I also found Regular expression to extract hostname from fully qualified domain name which sounded like what I wanted, but neither of the suggestions from there seemed to work.
I tried:
$_ =~ (.+?)(?=\.)
and
$_ =~ ^([^.]+)\..*$
The negated character class [^...]
matches any character except those listed. Then
my ($name) = $_ =~ /([^.]+)/;
matches all characters up to the first .
and stops at it, thus there is no reason to explicitly match the dot (nor the rest of the line). The match is captured and assigned to $name
.
When the match operator is used in the list context it returns the list of all matches
my @matches = $var =~ m/$pattern/g;
Even if there is only one match we need the list context so that the match is returned, thus the parenthesis in my ($name) = ...
, to impose the list context on the match operator.
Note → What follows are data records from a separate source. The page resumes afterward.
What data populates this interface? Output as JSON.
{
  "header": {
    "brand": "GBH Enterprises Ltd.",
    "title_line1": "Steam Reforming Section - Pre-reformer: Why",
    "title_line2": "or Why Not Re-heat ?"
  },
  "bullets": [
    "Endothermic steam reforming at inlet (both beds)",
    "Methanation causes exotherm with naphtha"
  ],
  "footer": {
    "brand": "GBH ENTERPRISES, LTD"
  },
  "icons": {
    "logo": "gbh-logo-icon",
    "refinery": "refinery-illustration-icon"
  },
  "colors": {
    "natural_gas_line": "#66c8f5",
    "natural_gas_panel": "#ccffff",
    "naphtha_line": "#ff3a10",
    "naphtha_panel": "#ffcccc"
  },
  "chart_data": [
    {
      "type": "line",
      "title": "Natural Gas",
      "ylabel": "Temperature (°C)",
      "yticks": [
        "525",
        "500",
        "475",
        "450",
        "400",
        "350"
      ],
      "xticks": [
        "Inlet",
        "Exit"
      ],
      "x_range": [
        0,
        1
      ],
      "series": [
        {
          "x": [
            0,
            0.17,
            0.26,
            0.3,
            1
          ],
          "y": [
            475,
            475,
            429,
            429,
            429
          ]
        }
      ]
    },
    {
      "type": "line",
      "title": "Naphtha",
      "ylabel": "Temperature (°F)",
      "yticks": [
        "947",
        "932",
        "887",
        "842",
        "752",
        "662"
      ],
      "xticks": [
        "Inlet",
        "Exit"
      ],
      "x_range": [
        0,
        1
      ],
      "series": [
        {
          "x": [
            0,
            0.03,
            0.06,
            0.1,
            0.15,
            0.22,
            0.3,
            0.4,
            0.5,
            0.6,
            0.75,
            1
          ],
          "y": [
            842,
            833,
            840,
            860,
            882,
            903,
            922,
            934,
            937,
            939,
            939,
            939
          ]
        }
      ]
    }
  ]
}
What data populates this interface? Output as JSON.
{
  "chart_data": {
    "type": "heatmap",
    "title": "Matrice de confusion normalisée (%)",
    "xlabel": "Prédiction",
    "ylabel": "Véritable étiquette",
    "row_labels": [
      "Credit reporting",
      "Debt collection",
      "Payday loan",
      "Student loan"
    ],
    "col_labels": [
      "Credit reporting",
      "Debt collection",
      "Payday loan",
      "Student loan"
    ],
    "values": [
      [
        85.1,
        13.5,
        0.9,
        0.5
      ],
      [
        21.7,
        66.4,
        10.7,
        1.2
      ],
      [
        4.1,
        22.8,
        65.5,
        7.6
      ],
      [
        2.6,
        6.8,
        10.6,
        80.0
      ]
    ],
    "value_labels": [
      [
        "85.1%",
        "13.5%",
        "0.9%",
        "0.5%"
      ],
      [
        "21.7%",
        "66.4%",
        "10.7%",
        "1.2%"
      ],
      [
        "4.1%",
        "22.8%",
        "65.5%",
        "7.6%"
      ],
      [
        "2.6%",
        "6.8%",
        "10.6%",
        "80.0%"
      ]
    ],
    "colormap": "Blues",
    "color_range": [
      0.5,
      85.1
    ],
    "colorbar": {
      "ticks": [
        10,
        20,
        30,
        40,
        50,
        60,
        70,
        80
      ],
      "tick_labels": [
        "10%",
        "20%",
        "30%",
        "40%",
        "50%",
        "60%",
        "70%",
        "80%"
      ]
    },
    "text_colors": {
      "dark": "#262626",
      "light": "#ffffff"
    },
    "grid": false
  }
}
In the above example this is done by assigning to an array. Otherwise we'd have the scalar context, in which case the match operator behaves differently. See this in perlop and see perlretut.
The m
above may be omitted and most often is. But note that this is not always the case, for example when different delimeters are used. I suggest a good read through perlretut
.
The default input and pattern-searching space ($_
) in your loop holds the currently processed element. Regex by default works with $_
so $_
need not be specified. See General Variables in perlvar, and see a regex-related comment in the perlop
link. So you can do
foreach (@vm_list) {
/([^.]+)/; # OK but better assign directly from the match
my $host_name = $1;
}
However, it is clearer to assign directly from the match, as in the answer.